Брат его, Ихсан, всё это прекрасно понимал. Как-то он сказал, что в каждой колыбельной сокрыты миллионы детских фантазий. Теперь Ихсан был болен, с Нуран они расстались, а передовицы газет трубили о трудном положении в стране. Внезапно Мюмтаз физически ощутил всю тяжесть событий, навалившихся на него, мысль о которых он с утра пытался оттолкнуть.
Бедные дети танцевали, можно сказать, «на бочке с порохом». Но тюркю была старинной, а значит, и, под угрозой взрыва, жизнь всё равно продолжалась.
Мюмтаз шагал дальше, медленно переходя от одной мысли к другой. Стало ясно, что в этом районе ему никакой сиделки не найти. Последний адрес из списка был давно пройден. Не добившись ничего и там, он решил позвонить одной родственнице в Американском госпитале и поискать сиделку через нее.
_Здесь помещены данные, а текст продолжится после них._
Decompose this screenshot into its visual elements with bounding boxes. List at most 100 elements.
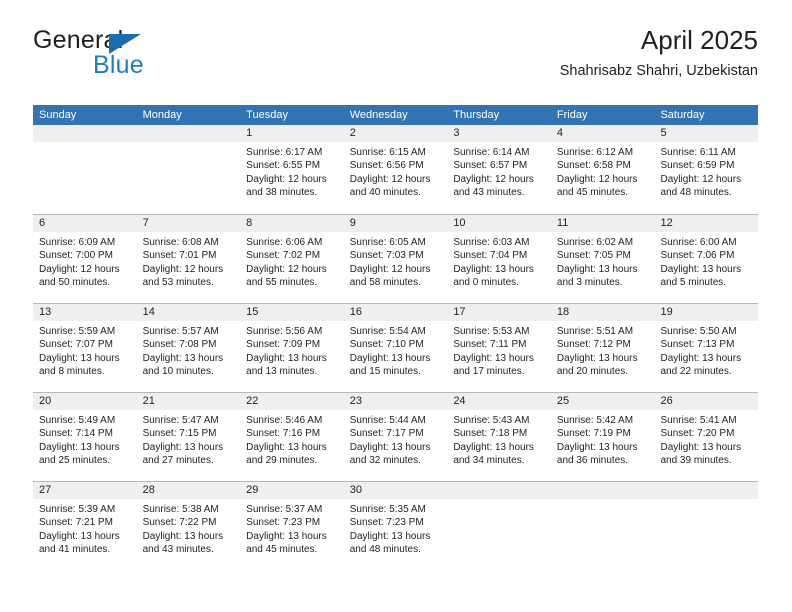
calendar-day-cell[interactable]: 17 Sunrise: 5:53 AM Sunset: 7:11 PM Dayligh… xyxy=(447,304,551,392)
day-sun-info: Sunrise: 5:51 AM Sunset: 7:12 PM Daylight:… xyxy=(551,321,655,379)
daylight-text-line1: Daylight: 13 hours xyxy=(246,352,327,364)
day-sun-info: Sunrise: 5:41 AM Sunset: 7:20 PM Daylight:… xyxy=(654,410,758,468)
daylight-text-line2: and 5 minutes. xyxy=(660,277,727,289)
daylight-text-line2: and 53 minutes. xyxy=(142,277,214,289)
day-sun-info: Sunrise: 6:09 AM Sunset: 7:00 PM Daylight:… xyxy=(33,232,137,290)
logo-text-blue: Blue xyxy=(93,51,144,79)
day-sun-info: Sunrise: 5:46 AM Sunset: 7:16 PM Daylight:… xyxy=(240,410,344,468)
sunset-text: Sunset: 7:20 PM xyxy=(660,428,735,440)
calendar-day-cell[interactable]: 11 Sunrise: 6:02 AM Sunset: 7:05 PM Dayligh… xyxy=(550,215,655,303)
daylight-text-line2: and 40 minutes. xyxy=(349,187,421,199)
calendar-day-cell[interactable]: 24 Sunrise: 5:43 AM Sunset: 7:18 PM Dayligh… xyxy=(447,393,551,481)
calendar-weeks: 1 Sunrise: 6:17 AM Sunset: 6:55 PM Daylight… xyxy=(33,125,759,570)
sunrise-text: Sunrise: 5:47 AM xyxy=(142,415,219,426)
calendar-day-cell[interactable]: 26 Sunrise: 5:41 AM Sunset: 7:20 PM Dayligh… xyxy=(654,393,759,481)
sunrise-text: Sunrise: 5:42 AM xyxy=(556,415,634,426)
calendar-day-cell[interactable]: 13 Sunrise: 5:59 AM Sunset: 7:07 PM Dayligh… xyxy=(33,304,137,392)
daylight-text-line2: and 36 minutes. xyxy=(556,455,629,467)
calendar-day-cell[interactable]: 20 Sunrise: 5:49 AM Sunset: 7:14 PM Dayligh… xyxy=(33,393,137,481)
weekday-header-saturday: Saturday xyxy=(660,109,705,121)
sunset-text: Sunset: 7:23 PM xyxy=(349,517,424,529)
sunset-text: Sunset: 7:16 PM xyxy=(246,428,321,440)
daylight-text-line2: and 45 minutes. xyxy=(556,187,629,199)
sunrise-text: Sunrise: 6:06 AM xyxy=(246,237,323,248)
weekday-header-sunday: Sunday xyxy=(39,109,77,121)
day-number: 25 xyxy=(550,393,655,410)
calendar-day-cell[interactable]: 30 Sunrise: 5:35 AM Sunset: 7:23 PM Dayligh… xyxy=(343,482,448,570)
calendar-day-cell[interactable]: 23 Sunrise: 5:44 AM Sunset: 7:17 PM Dayligh… xyxy=(343,393,448,481)
sunrise-text: Sunrise: 5:53 AM xyxy=(453,326,530,337)
sunset-text: Sunset: 7:00 PM xyxy=(39,250,113,262)
day-number xyxy=(33,125,137,142)
calendar-day-cell[interactable]: 27 Sunrise: 5:39 AM Sunset: 7:21 PM Dayligh… xyxy=(33,482,137,570)
sunrise-text: Sunrise: 6:02 AM xyxy=(556,237,634,248)
sunrise-text: Sunrise: 6:11 AM xyxy=(660,147,736,158)
calendar-day-cell[interactable]: 21 Sunrise: 5:47 AM Sunset: 7:15 PM Dayligh… xyxy=(136,393,241,481)
daylight-text-line1: Daylight: 13 hours xyxy=(246,530,327,542)
calendar-day-cell[interactable]: 14 Sunrise: 5:57 AM Sunset: 7:08 PM Dayligh… xyxy=(136,304,241,392)
day-sun-info: Sunrise: 5:57 AM Sunset: 7:08 PM Daylight:… xyxy=(137,321,241,379)
sunset-text: Sunset: 7:17 PM xyxy=(349,428,424,440)
day-number: 15 xyxy=(240,304,344,321)
daylight-text-line2: and 43 minutes. xyxy=(142,544,214,556)
day-sun-info: Sunrise: 5:50 AM Sunset: 7:13 PM Daylight:… xyxy=(654,321,758,379)
calendar-day-cell[interactable]: 4 Sunrise: 6:12 AM Sunset: 6:58 PM Daylight… xyxy=(550,125,655,214)
day-sun-info: Sunrise: 6:03 AM Sunset: 7:04 PM Daylight:… xyxy=(447,232,551,290)
sunset-text: Sunset: 6:58 PM xyxy=(556,160,631,172)
day-number: 1 xyxy=(240,125,344,142)
daylight-text-line2: and 38 minutes. xyxy=(246,187,318,199)
calendar-day-cell[interactable]: 6 Sunrise: 6:09 AM Sunset: 7:00 PM Daylight… xyxy=(33,215,137,303)
sunset-text: Sunset: 7:02 PM xyxy=(246,250,321,262)
daylight-text-line1: Daylight: 13 hours xyxy=(39,530,120,542)
calendar-day-cell[interactable]: 15 Sunrise: 5:56 AM Sunset: 7:09 PM Dayligh… xyxy=(240,304,344,392)
calendar-day-cell[interactable]: 16 Sunrise: 5:54 AM Sunset: 7:10 PM Dayligh… xyxy=(343,304,448,392)
calendar-day-cell[interactable]: 18 Sunrise: 5:51 AM Sunset: 7:12 PM Dayligh… xyxy=(550,304,655,392)
day-sun-info: Sunrise: 5:54 AM Sunset: 7:10 PM Daylight:… xyxy=(344,321,448,379)
calendar-grid: Sunday Monday Tuesday Wednesday Thursday… xyxy=(33,105,759,570)
daylight-text-line1: Daylight: 13 hours xyxy=(142,530,224,542)
daylight-text-line1: Daylight: 13 hours xyxy=(142,441,224,453)
sunrise-text: Sunrise: 6:15 AM xyxy=(349,147,426,158)
calendar-day-cell[interactable]: 7 Sunrise: 6:08 AM Sunset: 7:01 PM Daylight… xyxy=(136,215,241,303)
sunset-text: Sunset: 6:59 PM xyxy=(660,160,735,172)
day-number: 9 xyxy=(343,215,448,232)
daylight-text-line1: Daylight: 12 hours xyxy=(349,173,431,185)
day-sun-info: Sunrise: 6:05 AM Sunset: 7:03 PM Daylight:… xyxy=(344,232,448,290)
sunrise-text: Sunrise: 5:56 AM xyxy=(246,326,323,337)
calendar-day-cell[interactable]: 22 Sunrise: 5:46 AM Sunset: 7:16 PM Dayligh… xyxy=(240,393,344,481)
calendar-day-cell[interactable]: 1 Sunrise: 6:17 AM Sunset: 6:55 PM Daylight… xyxy=(240,125,344,214)
calendar-day-cell[interactable]: 25 Sunrise: 5:42 AM Sunset: 7:19 PM Dayligh… xyxy=(550,393,655,481)
sunset-text: Sunset: 7:14 PM xyxy=(39,428,113,440)
sunrise-text: Sunrise: 5:51 AM xyxy=(556,326,634,337)
day-number: 18 xyxy=(550,304,655,321)
sunset-text: Sunset: 7:05 PM xyxy=(556,250,631,262)
calendar-day-cell[interactable]: 19 Sunrise: 5:50 AM Sunset: 7:13 PM Dayligh… xyxy=(654,304,759,392)
calendar-day-cell[interactable]: 3 Sunrise: 6:14 AM Sunset: 6:57 PM Daylight… xyxy=(447,125,551,214)
day-number: 21 xyxy=(136,393,241,410)
calendar-day-cell[interactable]: 29 Sunrise: 5:37 AM Sunset: 7:23 PM Dayligh… xyxy=(240,482,344,570)
calendar-day-cell[interactable]: 9 Sunrise: 6:05 AM Sunset: 7:03 PM Daylight… xyxy=(343,215,448,303)
calendar-day-cell[interactable]: 28 Sunrise: 5:38 AM Sunset: 7:22 PM Dayligh… xyxy=(136,482,241,570)
calendar-day-cell-empty xyxy=(136,125,241,214)
calendar-day-cell[interactable]: 2 Sunrise: 6:15 AM Sunset: 6:56 PM Daylight… xyxy=(343,125,448,214)
sunrise-text: Sunrise: 5:44 AM xyxy=(349,415,426,426)
weekday-header-monday: Monday xyxy=(142,109,182,121)
sunrise-text: Sunrise: 6:09 AM xyxy=(39,237,116,248)
daylight-text-line2: and 55 minutes. xyxy=(246,277,318,289)
daylight-text-line1: Daylight: 12 hours xyxy=(349,263,431,275)
sunset-text: Sunset: 7:18 PM xyxy=(453,428,528,440)
sunset-text: Sunset: 6:55 PM xyxy=(246,160,321,172)
sunset-text: Sunset: 7:10 PM xyxy=(349,339,424,351)
calendar-day-cell[interactable]: 8 Sunrise: 6:06 AM Sunset: 7:02 PM Daylight… xyxy=(240,215,344,303)
calendar-day-cell[interactable]: 12 Sunrise: 6:00 AM Sunset: 7:06 PM Dayligh… xyxy=(654,215,759,303)
day-sun-info: Sunrise: 5:38 AM Sunset: 7:22 PM Daylight:… xyxy=(137,499,241,557)
sunset-text: Sunset: 7:11 PM xyxy=(453,339,527,351)
day-sun-info: Sunrise: 5:44 AM Sunset: 7:17 PM Daylight:… xyxy=(344,410,448,468)
calendar-day-cell[interactable]: 5 Sunrise: 6:11 AM Sunset: 6:59 PM Daylight… xyxy=(654,125,759,214)
logo-general-blue[interactable]: General Blue xyxy=(33,26,253,84)
daylight-text-line2: and 43 minutes. xyxy=(453,187,525,199)
day-number: 28 xyxy=(136,482,241,499)
daylight-text-line2: and 10 minutes. xyxy=(142,366,214,378)
day-sun-info: Sunrise: 5:35 AM Sunset: 7:23 PM Daylight:… xyxy=(344,499,448,557)
calendar-day-cell[interactable]: 10 Sunrise: 6:03 AM Sunset: 7:04 PM Dayligh… xyxy=(447,215,551,303)
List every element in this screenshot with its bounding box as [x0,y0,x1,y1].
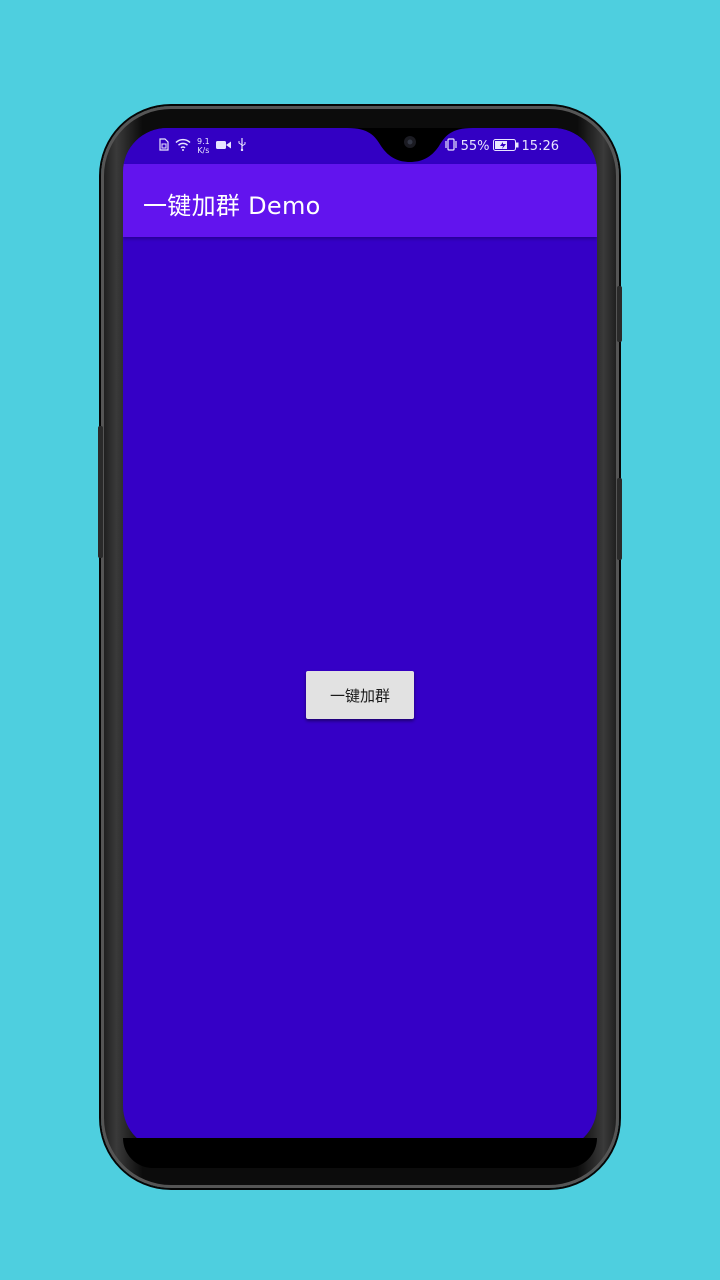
vibrate-icon [444,138,458,155]
power-button [617,286,622,342]
side-key-left [98,426,103,558]
join-group-button[interactable]: 一键加群 [306,671,414,719]
phone-screen: 9.1 K/s 55% 15:26 一键加群 Demo 一键加群 [123,128,597,1150]
status-right-group: 55% 15:26 [444,138,559,155]
volume-button [617,478,622,560]
usb-icon [237,137,247,155]
wifi-icon [175,138,191,155]
battery-percent: 55% [460,139,490,154]
net-speed-value: 9.1 [197,137,210,146]
sim-card-icon [159,137,169,155]
status-left-group: 9.1 K/s [159,137,247,155]
app-title: 一键加群 Demo [143,192,321,220]
battery-charging-icon [492,138,519,155]
video-camera-icon [215,139,231,154]
net-speed-unit: K/s [197,146,210,155]
phone-chin [123,1138,597,1168]
net-speed: 9.1 K/s [197,137,210,155]
status-bar: 9.1 K/s 55% 15:26 [123,128,597,164]
clock: 15:26 [521,139,559,154]
app-bar: 一键加群 Demo [123,164,597,237]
Он шел по жалким, убогим кварталам, нищенские дома в которых сами напоминали лица бедняков. Множество людей казались вокруг несчастными и больными.
Все выглядели подавленными. Каждый думал о будущем, о надвигавшейся катастрофе.
Если бы Ихсан был здоров! Что будет, если его самого, Мюмтаза, призовут в армию? Что будет, если ему придется бросить Ихсана больным?
Когда он вернулся домой, Маджиде уже спала. Ихсан дышал спокойно. У больного побывал врач, обнадеживший всех. Ахмед сидел у изголовья отца рядом с бабушкой. Сабиха, скрутившись, пристроилась в ногах матери и на этот раз действительно спала.
Необычный покой овладел Мюмтазом, когда он поднимался к себе. Ведь он вновь повидал уже почти всё; почти всё, из чего состоял его мир… Почти, потому что он не знал, что с Нуран. Интересно, что она теперь делала?
IIIИхсан с супругой занимал важное место в жизни Мюмтаза. Двоюродный брат вырастил его, когда родители Мюмтаза погибли, пережив один другого на несколько недель. Маджиде и Ихсан, Ихсан и Маджиде. Его жизнь была связана почти только с этими двумя людьми, пока он не встретил Нуран. Ихсан был ему как отец и учитель.
Влияние брата продолжилось даже во Франции, куда Мюмтаз уехал на два года после болезни Маджиде, и это было очень важно, поскольку отчасти благодаря его влиянию он избежал опьянения новой средой, заманчивыми незнакомыми вещами и не потерял времени даром.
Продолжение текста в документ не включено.